Predictive Modeling for High Dimensional Longitudinal Data

Restricted (Penn State Only)
- Author:
- Liang, Junjie
- Graduate Program:
- Informatics
- Degree:
- Doctor of Philosophy
- Document Type:
- Dissertation
- Date of Defense:
- March 17, 2022
- Committee Members:
- Xiang Zhang, Major Field Member
Lin Lin, Outside Unit & Field Member
Suhang Wang, Major Field Member
Vasant Honavar, Chair & Dissertation Advisor
Mary Beth Rosson, Program Head/Chair - Keywords:
- Longitudinal data analysis
longitudinal correlation
cluster correlation
Gaussian Process
Factorization Machines - Abstract:
- Longitudinal studies, which involve repeated observations, taken at irregularly spaced time points, for a set of individuals over time, are ubiquitous in many applications. Predictive models for longitudinal data generally need to take into account the data correlation, i.e., correlation among repeated observations of the individual and/or correlation among groups of individuals.

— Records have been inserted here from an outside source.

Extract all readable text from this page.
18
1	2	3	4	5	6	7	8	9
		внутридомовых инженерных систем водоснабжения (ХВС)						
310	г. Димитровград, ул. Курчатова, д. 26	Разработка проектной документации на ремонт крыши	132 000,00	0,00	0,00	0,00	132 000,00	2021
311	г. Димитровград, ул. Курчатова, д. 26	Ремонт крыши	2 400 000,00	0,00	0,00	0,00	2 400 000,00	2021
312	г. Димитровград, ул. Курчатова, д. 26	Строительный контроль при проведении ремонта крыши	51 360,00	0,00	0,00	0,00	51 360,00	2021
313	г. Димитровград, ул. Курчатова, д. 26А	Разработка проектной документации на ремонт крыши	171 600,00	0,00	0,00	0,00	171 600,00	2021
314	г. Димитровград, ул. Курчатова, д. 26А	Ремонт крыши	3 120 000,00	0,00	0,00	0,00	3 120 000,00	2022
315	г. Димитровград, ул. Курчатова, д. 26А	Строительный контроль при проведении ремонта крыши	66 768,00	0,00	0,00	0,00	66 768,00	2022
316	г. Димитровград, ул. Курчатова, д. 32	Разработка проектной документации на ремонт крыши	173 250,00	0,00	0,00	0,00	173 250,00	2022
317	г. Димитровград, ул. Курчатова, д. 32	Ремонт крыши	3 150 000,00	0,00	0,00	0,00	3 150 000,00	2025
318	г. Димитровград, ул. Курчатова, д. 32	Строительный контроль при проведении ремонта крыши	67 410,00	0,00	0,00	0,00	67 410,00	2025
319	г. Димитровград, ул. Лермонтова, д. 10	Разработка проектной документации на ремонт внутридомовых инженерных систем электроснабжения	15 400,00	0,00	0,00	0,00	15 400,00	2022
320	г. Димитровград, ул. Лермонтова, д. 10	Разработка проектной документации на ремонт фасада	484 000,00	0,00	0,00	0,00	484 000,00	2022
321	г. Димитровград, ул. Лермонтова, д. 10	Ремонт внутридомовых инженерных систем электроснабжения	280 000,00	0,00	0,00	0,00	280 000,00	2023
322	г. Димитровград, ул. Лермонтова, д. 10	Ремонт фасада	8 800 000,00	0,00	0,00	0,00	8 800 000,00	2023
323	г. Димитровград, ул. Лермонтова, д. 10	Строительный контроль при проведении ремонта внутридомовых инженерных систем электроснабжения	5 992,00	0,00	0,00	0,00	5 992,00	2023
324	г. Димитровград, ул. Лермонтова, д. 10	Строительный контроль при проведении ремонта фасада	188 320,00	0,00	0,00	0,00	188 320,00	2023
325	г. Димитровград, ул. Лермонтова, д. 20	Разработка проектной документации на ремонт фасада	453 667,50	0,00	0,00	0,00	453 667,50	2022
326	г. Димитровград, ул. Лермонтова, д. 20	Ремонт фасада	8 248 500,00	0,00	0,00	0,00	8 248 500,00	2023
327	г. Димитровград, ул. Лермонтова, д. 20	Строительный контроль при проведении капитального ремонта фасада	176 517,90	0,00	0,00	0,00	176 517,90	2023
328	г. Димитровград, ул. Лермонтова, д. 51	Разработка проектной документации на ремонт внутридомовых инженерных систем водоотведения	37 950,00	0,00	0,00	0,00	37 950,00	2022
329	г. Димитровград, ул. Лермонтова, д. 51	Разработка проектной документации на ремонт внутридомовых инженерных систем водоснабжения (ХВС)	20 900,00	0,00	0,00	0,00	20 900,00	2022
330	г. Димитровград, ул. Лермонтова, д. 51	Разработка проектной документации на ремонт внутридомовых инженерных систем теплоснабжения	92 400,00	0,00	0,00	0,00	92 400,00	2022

Ignoring either part of the correlation can lead to misleading statistical inferences. It can be non-trivial to choose a suitable correlation structure that reflects the correlations present in the data. The relationships between the variables and outcomes of interest can be highly complex and non-linear. Furthermore, modern applications often call for longitudinal methods that scale gracefully with increasing number of variables and millions of data points. The target for this dissertation is to address the challenges in longitudinal data analysis using machine learning and representation learning approaches. Specifically, our work is dedicated to redesign the state-of-the-art longitudinal models to fit in the large-scale, high-dimensional longitudinal settings. We focus on improving the mixed effects models and non-parametric models by answering the following research questions: (i) How can we design mixed effects models to handle longitudinal data with thousands of variables and automate the selection between fixed and random effects? (ii) How can we design non-parametric models to handle longitudinal data with time-varying and time-invariant effects and automate the discovery of complex correlation? (iii) How can we design non-parametric models to handle longitudinal data with outcomes that could show state transitions, abrupt discontinuities and complex correlation? Against this background, this dissertation investigates two lines of approaches, Factorization Machines and Gaussian Process. We tackle both the theoretical and practical challenges in adapting these approaches to longitudinal settings. For each proposed model, we explore provably efficient algorithm to improve its applicability over high-dimensional data.